Reputation: 2083
Im working with Sqoop incremental import by taking the data everyday into my hive table. I have the following scenario: I have an RDBMS table: empdata with columns
id name city
1 Sid Amsterdam
2 Bob Delhi
3 Sun Dubai
4 Rob London
I am importing the data into Hive, using Sqoop incremental import through a cron job which shell script to do the work.
#!/bin/bash
DATE=$(date +"%d-%m-%y")
while IFS=":" read -r server dbname tablename; do
sqoop import --connect jdbc:mysql://$server/$dbname --table $tablename --username root --password cloudera --hive-import --hive-table dynpart --hive-partition-key 'thisday' --hive-partition-value $DATE --target-dir '/user/hive/newimp5' --incremental-append --check-column id --last-value $(hive -e "select max(id) from $tablename");
done</home/cloudera/Desktop/MyScripts/tables.txt
The above script for incremental load is working fine. But now I have another requirement, which is to check if there are any updates to previous records. Like if the record:
1 Rob London is updated to 1 Rob NewYork
I need to take that updated record(s) along with the incremental import but only the updated value should be present in Hive table so that I don't have duplicate values either. Could anyone tell me how can I accomplish it ?
Upvotes: 1
Views: 983
Reputation: 753
In sqoop you can not use 2 columns in --check-column and even if you are allowed (you can combine 2 fields in --check-column see ex : Sqoop Incremental Import multiple columns in check-column) then also you are not sure if the city will have the higher or lower value next time so you can not really use city field in check column . now you have following options :
1) in your RDBMS create a new table where you have another field of type timestamp and this will be auto incremented so that every time you have any update or insert it has the current time stamp. and then after incremental append you again import this table using incremental lastmodified ...--check-column ts_field -- last-value also use "--merge-key id" in sqoop import so that it can merge the updates on the basis of id.

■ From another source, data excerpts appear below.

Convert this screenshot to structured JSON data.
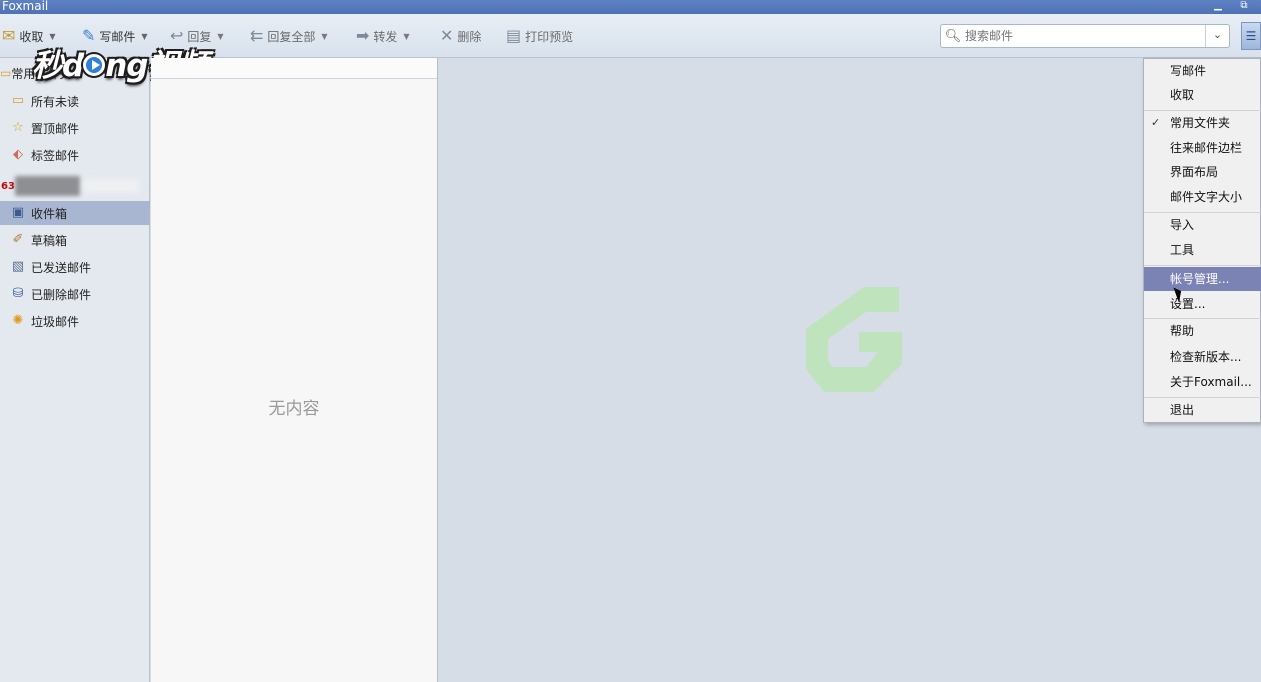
{
  "window": {
    "title": "Foxmail",
    "minimize_symbol": "▁",
    "restore_symbol": "⧉"
  },
  "toolbar": {
    "receive_label": "收取",
    "compose_label": "写邮件",
    "reply_label": "回复",
    "reply_all_label": "回复全部",
    "forward_label": "转发",
    "delete_label": "删除",
    "print_preview_label": "打印预览"
  },
  "search": {
    "placeholder": "搜索邮件"
  },
  "sidebar": {
    "group_label": "常用文件夹",
    "items": [
      {
        "label": "所有未读",
        "icon": "folder-icon"
      },
      {
        "label": "置顶邮件",
        "icon": "star-icon"
      },
      {
        "label": "标签邮件",
        "icon": "tag-icon"
      }
    ],
    "account": {
      "badge": "63"
    },
    "folders": [
      {
        "label": "收件箱",
        "icon": "inbox-icon"
      },
      {
        "label": "草稿箱",
        "icon": "draft-icon"
      },
      {
        "label": "已发送邮件",
        "icon": "sent-icon"
      },
      {
        "label": "已删除邮件",
        "icon": "trash-icon"
      },
      {
        "label": "垃圾邮件",
        "icon": "junk-icon"
      }
    ]
  },
  "watermark": {
    "part1": "秒d",
    "part2": "ng视频"
  },
  "maillist": {
    "empty_text": "无内容"
  },
  "menu": {
    "items": [
      "写邮件",
      "收取",
      "常用文件夹",
      "往来邮件边栏",
      "界面布局",
      "邮件文字大小",
      "导入",
      "工具",
      "帐号管理...",
      "设置...",
      "帮助",
      "检查新版本...",
      "关于Foxmail...",
      "退出"
    ],
    "checked_item": "常用文件夹",
    "highlighted_item": "帐号管理..."
  },
  "colors": {
    "accent": "#7b83b5",
    "titlebar": "#5f82c4",
    "logo": "#bfe3bd"
  }
}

2) a) first run your sqoop import with --check-cloumn id --incremental append last value b) then run the sqoop import again without using --incremental and with target dir as some temporary folder c) then using sqoop merge merge the dataset(target-dir in step a. and b ) where new data will be in target dir of step a onto tar dir of step b and --merge key will be "id".
Please let me know if you have any further questions.
Upvotes: 2